Bilder, Weltbilder und Sprache
Nachdem wir mit Platons zu philosophischen Zwecken verfasstem Bild von fiktiven Höhlenmenschen begonnen haben, wollen wir nun einen Blick auf sozial- und kulturwissenschaftlich bedeutsame empirische Befunde werfen, uns dabei aber zunächst weiter in Höhlen aufhalten.

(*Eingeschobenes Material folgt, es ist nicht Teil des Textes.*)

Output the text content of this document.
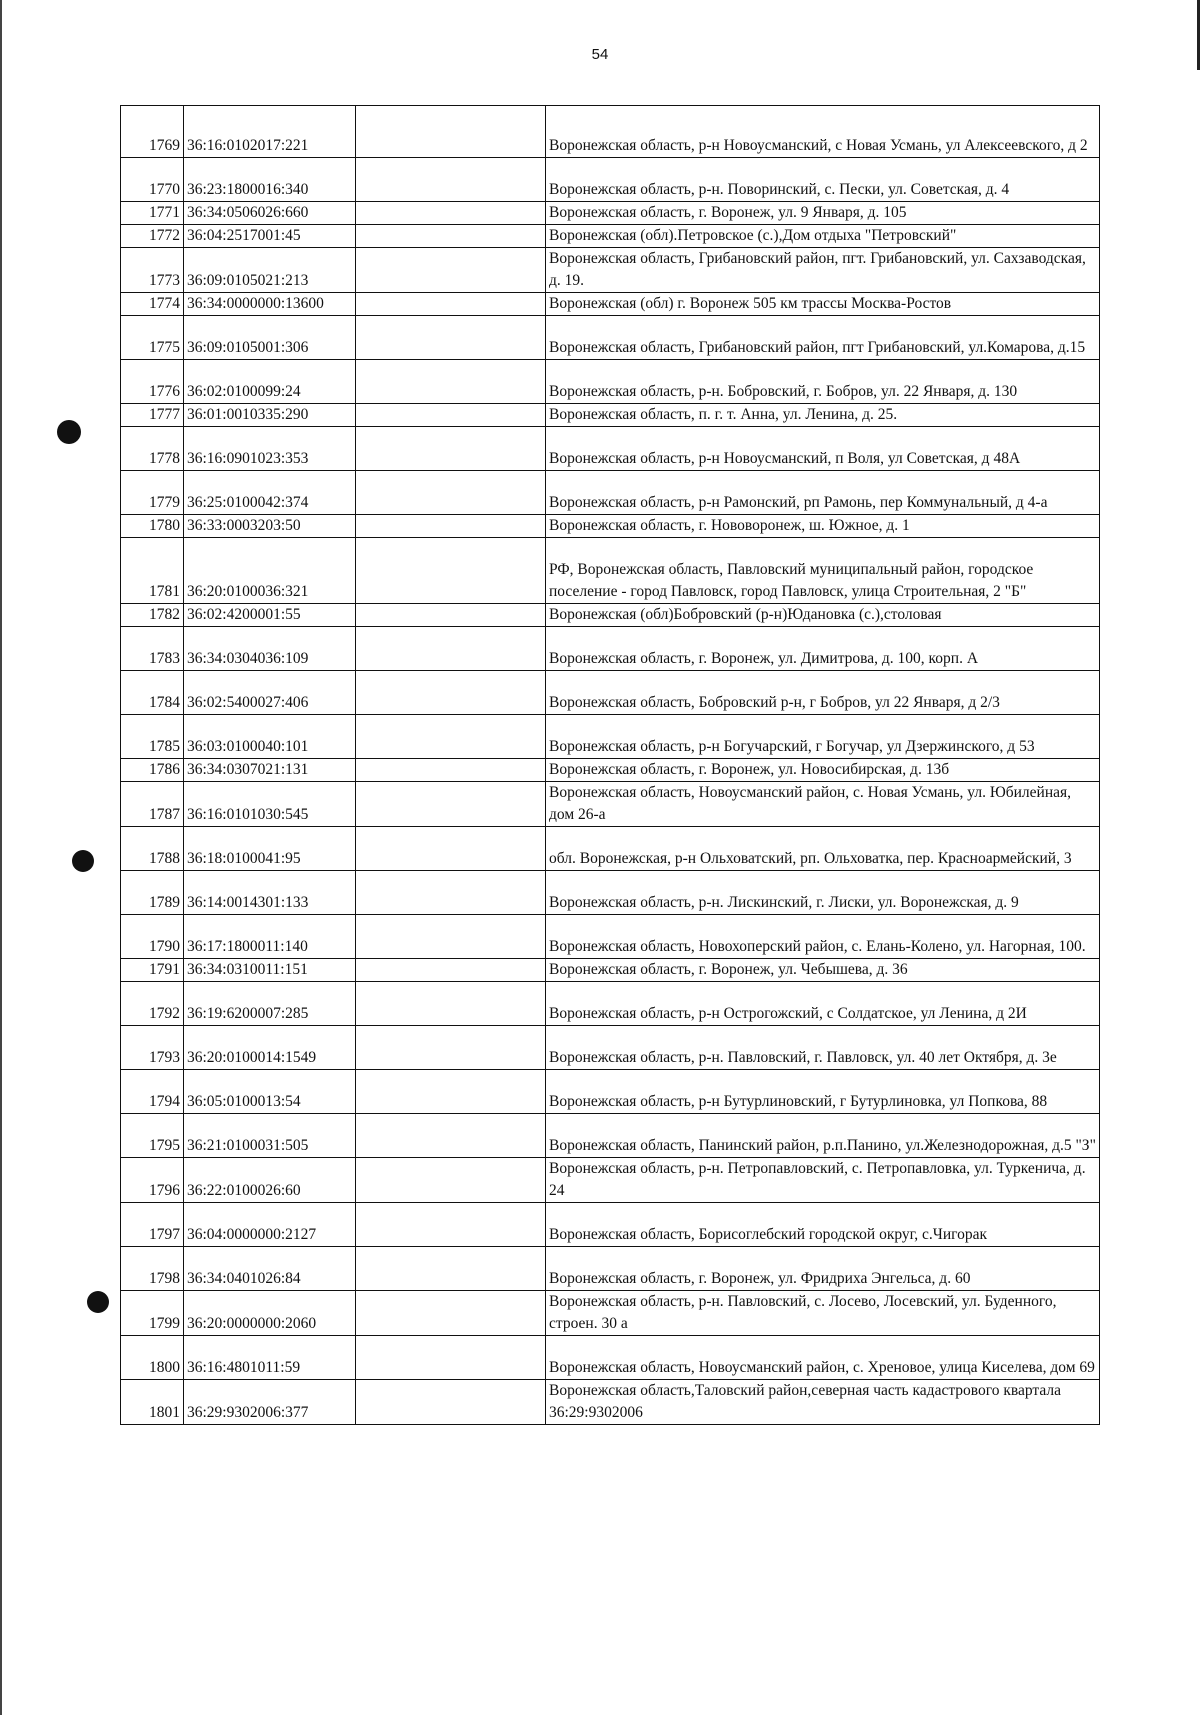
54
1769	36:16:0102017:221		Воронежская область, р-н Новоусманский, с Новая Усмань, ул Алексеевского, д 2
1770	36:23:1800016:340		Воронежская область, р-н. Поворинский, с. Пески, ул. Советская, д. 4
1771	36:34:0506026:660		Воронежская область, г. Воронеж, ул. 9 Января, д. 105
1772	36:04:2517001:45		Воронежская (обл).Петровское (с.),Дом отдыха "Петровский"
1773	36:09:0105021:213		Воронежская область, Грибановский район, пгт. Грибановский, ул. Сахзаводская, д. 19.
1774	36:34:0000000:13600		Воронежская (обл) г. Воронеж 505 км трассы Москва-Ростов
1775	36:09:0105001:306		Воронежская область, Грибановский район, пгт Грибановский, ул.Комарова, д.15
1776	36:02:0100099:24		Воронежская область, р-н. Бобровский, г. Бобров, ул. 22 Января, д. 130
1777	36:01:0010335:290		Воронежская область, п. г. т. Анна, ул. Ленина, д. 25.
1778	36:16:0901023:353		Воронежская область, р-н Новоусманский, п Воля, ул Советская, д 48А
1779	36:25:0100042:374		Воронежская область, р-н Рамонский, рп Рамонь, пер Коммунальный, д 4-а
1780	36:33:0003203:50		Воронежская область, г. Нововоронеж, ш. Южное, д. 1
1781	36:20:0100036:321		РФ, Воронежская область, Павловский муниципальный район, городское поселение - город Павловск, город Павловск, улица Строительная, 2 "Б"
1782	36:02:4200001:55		Воронежская (обл)Бобровский (р-н)Юдановка (с.),столовая
1783	36:34:0304036:109		Воронежская область, г. Воронеж, ул. Димитрова, д. 100, корп. А
1784	36:02:5400027:406		Воронежская область, Бобровский р-н, г Бобров, ул 22 Января, д 2/3
1785	36:03:0100040:101		Воронежская область, р-н Богучарский, г Богучар, ул Дзержинского, д 53
1786	36:34:0307021:131		Воронежская область, г. Воронеж, ул. Новосибирская, д. 13б
1787	36:16:0101030:545		Воронежская область, Новоусманский район, с. Новая Усмань, ул. Юбилейная, дом 26-а
1788	36:18:0100041:95		обл. Воронежская, р-н Ольховатский, рп. Ольховатка, пер. Красноармейский, 3
1789	36:14:0014301:133		Воронежская область, р-н. Лискинский, г. Лиски, ул. Воронежская, д. 9
1790	36:17:1800011:140		Воронежская область, Новохоперский район, с. Елань-Колено, ул. Нагорная, 100.
1791	36:34:0310011:151		Воронежская область, г. Воронеж, ул. Чебышева, д. 36
1792	36:19:6200007:285		Воронежская область, р-н Острогожский, с Солдатское, ул Ленина, д 2И
1793	36:20:0100014:1549		Воронежская область, р-н. Павловский, г. Павловск, ул. 40 лет Октября, д. 3е
1794	36:05:0100013:54		Воронежская область, р-н Бутурлиновский, г Бутурлиновка, ул Попкова, 88
1795	36:21:0100031:505		Воронежская область, Панинский район, р.п.Панино, ул.Железнодорожная, д.5 "З"
1796	36:22:0100026:60		Воронежская область, р-н. Петропавловский, с. Петропавловка, ул. Туркенича, д. 24
1797	36:04:0000000:2127		Воронежская область, Борисоглебский городской округ, с.Чигорак
1798	36:34:0401026:84		Воронежская область, г. Воронеж, ул. Фридриха Энгельса, д. 60
1799	36:20:0000000:2060		Воронежская область, р-н. Павловский, с. Лосево, Лосевский, ул. Буденного, строен. 30 а
1800	36:16:4801011:59		Воронежская область, Новоусманский район, с. Хреновое, улица Киселева, дом 69
1801	36:29:9302006:377		Воронежская область,Таловский район,северная часть кадастрового квартала 36:29:9302006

Zwar dürfen wir in Bestattungen beziehungsweise Artefakten wie Gräbern und Grabbeigaben, die teilweise über 100.000 Jahre alt sein dürften, weitaus frühere Hinweise auf weltanschauliche Annahmen unserer Vorfahren vermuten, doch wollen wir, um die Beziehung von "Bild" und "Weltbild" wie auch "Menschenbild" zumindest ein wenig näher zu beleuchten, nicht die frühesten Bestattungsstätten, sondern die etwas jüngeren frühesten Bilder in den Blick nehmen.
Nach heutigem wissenschaftlichen Kenntnisstand begannen Menschen, vielleicht auch schon ihre unmittelbaren Vorfahren – die Neandertaler – vor spätestens etwa 40.000 Jahren damit, Höhlenwände zu bemalen. Die bislang ältesten Nachweise dafür finden sich in der Cueva de El Castillo an der nordspanischen Küste und am Felsen von Castanet in Südfrankreich. Zu den frühesten dort und anderswo bezeugten Abbildungen gehören Handabdrücke; darüber hinaus finden sich teils geritzte, teils gemalte abstrakte Symbole, größtenteils deutlich später entstandene Darstellungen von Tieren und Menschen, manchen Interpretationen nach findet sich auch die Darstellung der menschlichen Vulva. Das human- und sozialwissenschaftliche Interesse an diesen prähistorischen Dokumenten ist vor allem auf den Symbolismus gerichtet, der uns in Form dieser Zeichnungen und Gemälde vor Augen tritt. Wir sehen in diesen und noch weit früher, vielfach in Afrika gefertigten Artefakten – etwa in Schmuckstücken, bemalten Eierschalen, Muscheln und Steinen – frühe Hinweise darauf, dass die artspezifische geistige Entwicklung unserer Vorfahren sich als Entwicklung zu einem besonderen, auch ästhetische Bedürfnisse artikulierenden Symbol- und damit zu einem besonderen Kulturwesen vollzog.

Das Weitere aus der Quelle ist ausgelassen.